Au palais de justice de Paris, le 18 juin, une petite cérémonie prisée rassemblait les professionnels du crime. Sous les plafonds voûtés de la buvette, une coupe de champagne à la main, grands avocats et juges célèbres, fait-diversiers et policiers ont, comme chaque année au « pot de la presse judiciaire », échangé des récits d’audience, des nouvelles et leurs « 06 ». Chevelure blanche et sandales vert prairie, souriante comme vous ne la verrez jamais dans « Faites entrer l’accusé », Frédérique Lantieri, sa présentatrice, y était en mission, à la recherche de témoins et d’histoires pour alimenter la seizième saison de l’émission-culte, qui démarrera le 5 septembre sur France 2.

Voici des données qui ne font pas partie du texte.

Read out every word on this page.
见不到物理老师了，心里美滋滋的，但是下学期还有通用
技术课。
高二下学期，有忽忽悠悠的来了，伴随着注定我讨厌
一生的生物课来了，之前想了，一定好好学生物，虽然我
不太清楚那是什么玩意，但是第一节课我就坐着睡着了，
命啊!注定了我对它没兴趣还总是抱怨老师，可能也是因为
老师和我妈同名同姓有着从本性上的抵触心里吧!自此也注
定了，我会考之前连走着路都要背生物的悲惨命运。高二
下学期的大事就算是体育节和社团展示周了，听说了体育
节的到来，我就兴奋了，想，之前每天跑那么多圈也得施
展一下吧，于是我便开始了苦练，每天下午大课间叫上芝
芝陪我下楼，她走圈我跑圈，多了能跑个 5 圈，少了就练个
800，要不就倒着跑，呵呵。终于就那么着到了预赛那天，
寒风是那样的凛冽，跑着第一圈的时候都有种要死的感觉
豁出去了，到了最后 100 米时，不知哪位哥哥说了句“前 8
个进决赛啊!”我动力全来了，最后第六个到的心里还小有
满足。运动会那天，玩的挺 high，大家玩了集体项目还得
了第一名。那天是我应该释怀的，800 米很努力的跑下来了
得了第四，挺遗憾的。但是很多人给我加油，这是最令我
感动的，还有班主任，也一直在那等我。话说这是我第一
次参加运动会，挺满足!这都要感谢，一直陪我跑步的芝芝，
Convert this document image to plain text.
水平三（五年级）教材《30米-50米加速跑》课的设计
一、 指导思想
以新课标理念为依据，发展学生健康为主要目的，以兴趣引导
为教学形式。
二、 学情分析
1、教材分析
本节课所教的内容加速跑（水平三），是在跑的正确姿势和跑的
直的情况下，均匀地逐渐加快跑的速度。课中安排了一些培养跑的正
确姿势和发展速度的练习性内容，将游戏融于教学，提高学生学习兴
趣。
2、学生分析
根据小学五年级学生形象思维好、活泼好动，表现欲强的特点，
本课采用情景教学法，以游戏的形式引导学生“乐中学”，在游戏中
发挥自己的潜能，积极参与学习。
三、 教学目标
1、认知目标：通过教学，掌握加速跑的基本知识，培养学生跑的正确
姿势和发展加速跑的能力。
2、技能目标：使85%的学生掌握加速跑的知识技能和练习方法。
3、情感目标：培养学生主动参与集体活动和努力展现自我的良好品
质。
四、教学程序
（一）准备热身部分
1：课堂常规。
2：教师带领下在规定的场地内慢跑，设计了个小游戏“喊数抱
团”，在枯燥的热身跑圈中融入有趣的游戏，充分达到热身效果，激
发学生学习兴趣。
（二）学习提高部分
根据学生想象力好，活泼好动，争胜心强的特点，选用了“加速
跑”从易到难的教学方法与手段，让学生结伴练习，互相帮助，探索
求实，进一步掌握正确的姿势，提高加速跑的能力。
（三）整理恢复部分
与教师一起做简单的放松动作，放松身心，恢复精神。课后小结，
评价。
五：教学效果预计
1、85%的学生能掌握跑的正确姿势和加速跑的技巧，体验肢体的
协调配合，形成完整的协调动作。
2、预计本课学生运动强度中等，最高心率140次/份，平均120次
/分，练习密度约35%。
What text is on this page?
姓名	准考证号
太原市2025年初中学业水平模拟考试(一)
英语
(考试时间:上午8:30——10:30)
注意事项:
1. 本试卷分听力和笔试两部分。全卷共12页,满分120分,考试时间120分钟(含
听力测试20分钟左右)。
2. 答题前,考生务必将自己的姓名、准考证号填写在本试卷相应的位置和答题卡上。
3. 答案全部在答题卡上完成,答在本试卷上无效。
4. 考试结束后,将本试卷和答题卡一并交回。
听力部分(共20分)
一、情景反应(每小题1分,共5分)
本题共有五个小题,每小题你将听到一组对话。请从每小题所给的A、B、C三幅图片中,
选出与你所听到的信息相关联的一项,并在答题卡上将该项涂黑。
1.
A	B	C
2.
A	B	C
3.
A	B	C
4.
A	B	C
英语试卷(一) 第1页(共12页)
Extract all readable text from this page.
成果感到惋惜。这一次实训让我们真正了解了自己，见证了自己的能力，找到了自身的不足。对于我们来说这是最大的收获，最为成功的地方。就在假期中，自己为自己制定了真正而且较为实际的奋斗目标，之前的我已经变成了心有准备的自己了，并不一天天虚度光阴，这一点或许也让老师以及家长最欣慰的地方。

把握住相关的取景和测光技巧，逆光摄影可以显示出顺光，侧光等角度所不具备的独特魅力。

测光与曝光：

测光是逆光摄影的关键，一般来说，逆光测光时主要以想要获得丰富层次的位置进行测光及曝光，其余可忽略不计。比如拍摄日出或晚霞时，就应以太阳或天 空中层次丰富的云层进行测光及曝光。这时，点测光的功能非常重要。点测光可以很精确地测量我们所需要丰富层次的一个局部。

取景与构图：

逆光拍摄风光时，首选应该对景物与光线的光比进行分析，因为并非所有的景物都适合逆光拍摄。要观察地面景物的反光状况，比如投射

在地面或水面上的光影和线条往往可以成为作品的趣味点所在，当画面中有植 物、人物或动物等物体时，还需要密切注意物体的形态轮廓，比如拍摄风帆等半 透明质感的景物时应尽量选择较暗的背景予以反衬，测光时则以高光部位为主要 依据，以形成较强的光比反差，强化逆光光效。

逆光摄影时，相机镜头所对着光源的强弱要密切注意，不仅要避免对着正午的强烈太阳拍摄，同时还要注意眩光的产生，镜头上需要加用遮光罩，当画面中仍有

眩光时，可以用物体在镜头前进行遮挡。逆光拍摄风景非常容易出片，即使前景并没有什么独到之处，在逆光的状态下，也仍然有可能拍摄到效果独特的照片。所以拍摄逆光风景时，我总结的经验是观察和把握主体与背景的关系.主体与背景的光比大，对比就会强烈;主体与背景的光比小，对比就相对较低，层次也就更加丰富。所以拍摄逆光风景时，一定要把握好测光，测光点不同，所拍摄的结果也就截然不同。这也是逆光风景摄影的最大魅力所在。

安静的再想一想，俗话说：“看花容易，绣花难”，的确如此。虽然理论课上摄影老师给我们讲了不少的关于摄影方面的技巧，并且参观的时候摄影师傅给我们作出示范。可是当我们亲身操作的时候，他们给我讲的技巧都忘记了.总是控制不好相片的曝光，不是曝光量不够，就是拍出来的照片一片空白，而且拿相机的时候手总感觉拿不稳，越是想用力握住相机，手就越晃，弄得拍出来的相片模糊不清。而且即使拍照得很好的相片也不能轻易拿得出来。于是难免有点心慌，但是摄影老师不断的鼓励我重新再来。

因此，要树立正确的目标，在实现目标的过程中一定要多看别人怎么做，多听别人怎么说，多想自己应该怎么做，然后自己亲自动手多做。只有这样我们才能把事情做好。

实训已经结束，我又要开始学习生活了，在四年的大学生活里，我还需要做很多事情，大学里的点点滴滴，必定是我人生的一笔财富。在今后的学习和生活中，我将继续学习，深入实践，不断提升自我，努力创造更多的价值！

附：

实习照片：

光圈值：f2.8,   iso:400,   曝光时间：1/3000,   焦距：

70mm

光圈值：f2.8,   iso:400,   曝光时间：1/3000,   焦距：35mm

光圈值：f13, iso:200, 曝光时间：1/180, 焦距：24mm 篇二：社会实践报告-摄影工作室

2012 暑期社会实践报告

« Faites entrer l’accusé » a changé de présentateur, a été mille fois copié mais reste, de loin, la référence en matière de crime disséqué sur petit écran. Tadam, tadam… Le générique, une reprise de Michel Legrand, est comme un code, un mantra pour la grande famille des fans de l’émission. Chaque dimanche soir vers 22 h 30, le blues du dimanche s’estompe chez les aficionados quand apparaît à l’écran Christophe Hondelatte ou Frédérique Lantieri, selon les saisons et l’agenda des rediffusions.
Une dramaturgie rodée
« Faites entrer » — c’est comme ça que l’appellent les initiés — vient de commencer. On y parlera meurtre crapuleux ou crime passionnel, disparition inquiétante ou cadavre dépecé, psychopathe solitaire ou famille dysfonctionnelle. En quatre-vingt-dix minutes, selon une dramaturgie immuable, le présentateur entraînera son public vers chaque fausse piste de l’enquête jusqu’à son dénouement, le procès.
Quelques-uns des spectateurs les plus assidus sont en prison, où l’émission a très vite trouvé son public. Y passer, pour un détenu, c’est faire partie de la grande geste du crime à la française. Un label. A la centrale de Moulins-Yzeure (Allier), « il y a un étage où le directeur a regroupé tous les psychopathes de France. On l’appelle “l’étage de ‘Faites entrer l’accusé’”. Sept détenus qui l’occupent ont fait l’émission. Une sorte de laboratoire : Patrice Alègre, Guy Georges, Nadir Sedrati, Edgar Boulai… C’est simple, à chaque fois qu’on passe à cet étage, on fredonne le générique de l’émission », raconte Rédoine Faïd, le braqueur qui s’est fait la belle en 2013 (avant d’être repris un mois et demi plus tard), dans son livre Braqueur, des cités au grand banditisme (La Manufacture des livres, 2010).